This Summer podcast series has brought us Samantha Harvey, Patrick Cash, Carolina Bruck – translated by Ellen Jones – and Jack Klausner. We bring it to a close with Susan Muaddi Darraj and her mighty story May You Wake Up to a Homeland.
Darraj tells us that she started with an image, an old man in his kitchen "looking at this bizarre package of frozen food". That and the thought of him sitting there "surrounded by his children and almost none of them actually can sympathise with him" was enough to set her on her way.
May You Wake Up to a Homeland is the first piece of fiction Darraj has been able to write since the Israeli invasion began last year.
"The first six months I think I was just in shock," she says, "and I couldn't believe it was still going on. But now it's been ten months."
After ten months, she explains, it's time for it to "seep into the creative work".

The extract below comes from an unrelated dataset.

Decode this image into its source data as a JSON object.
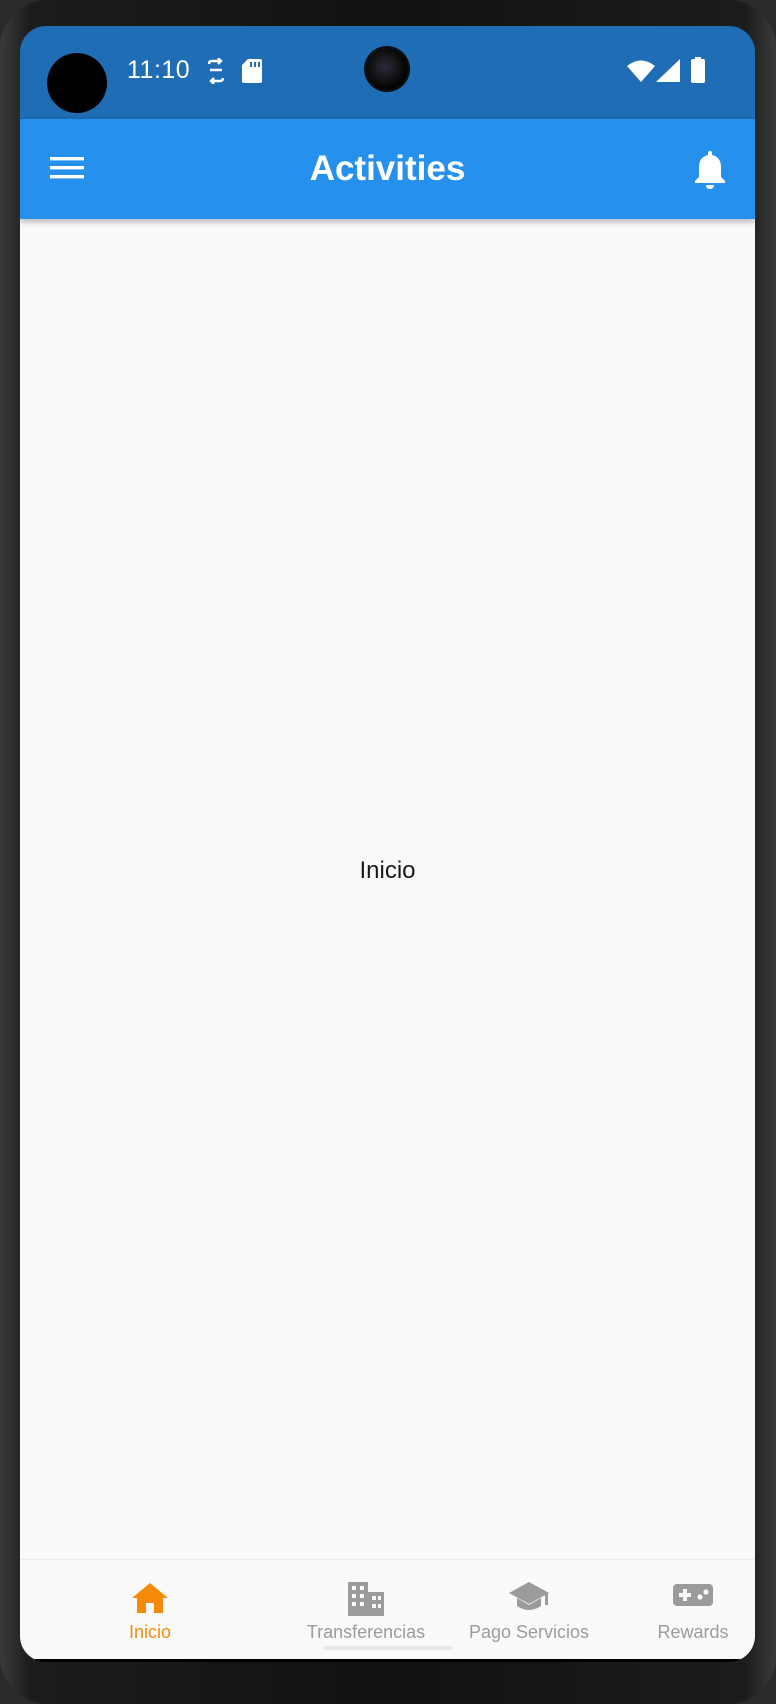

"Everything is hard," she continues, but "witnessing what's happening is the least we can do."
Every writer from a marginalised community feels the burden to represent that community, Darraj says, but she's not so sure it's a burden any more.
"I'm just trying to portray the experiences of Palestinians in a way that's authentic, because the media seems unable to get it right."
And while fiction isn't journalism, it can do something "really remarkable", she adds. "It asks you to pretend you are living someone else's life for a little while. And you do it. You all obey the author, don't you?"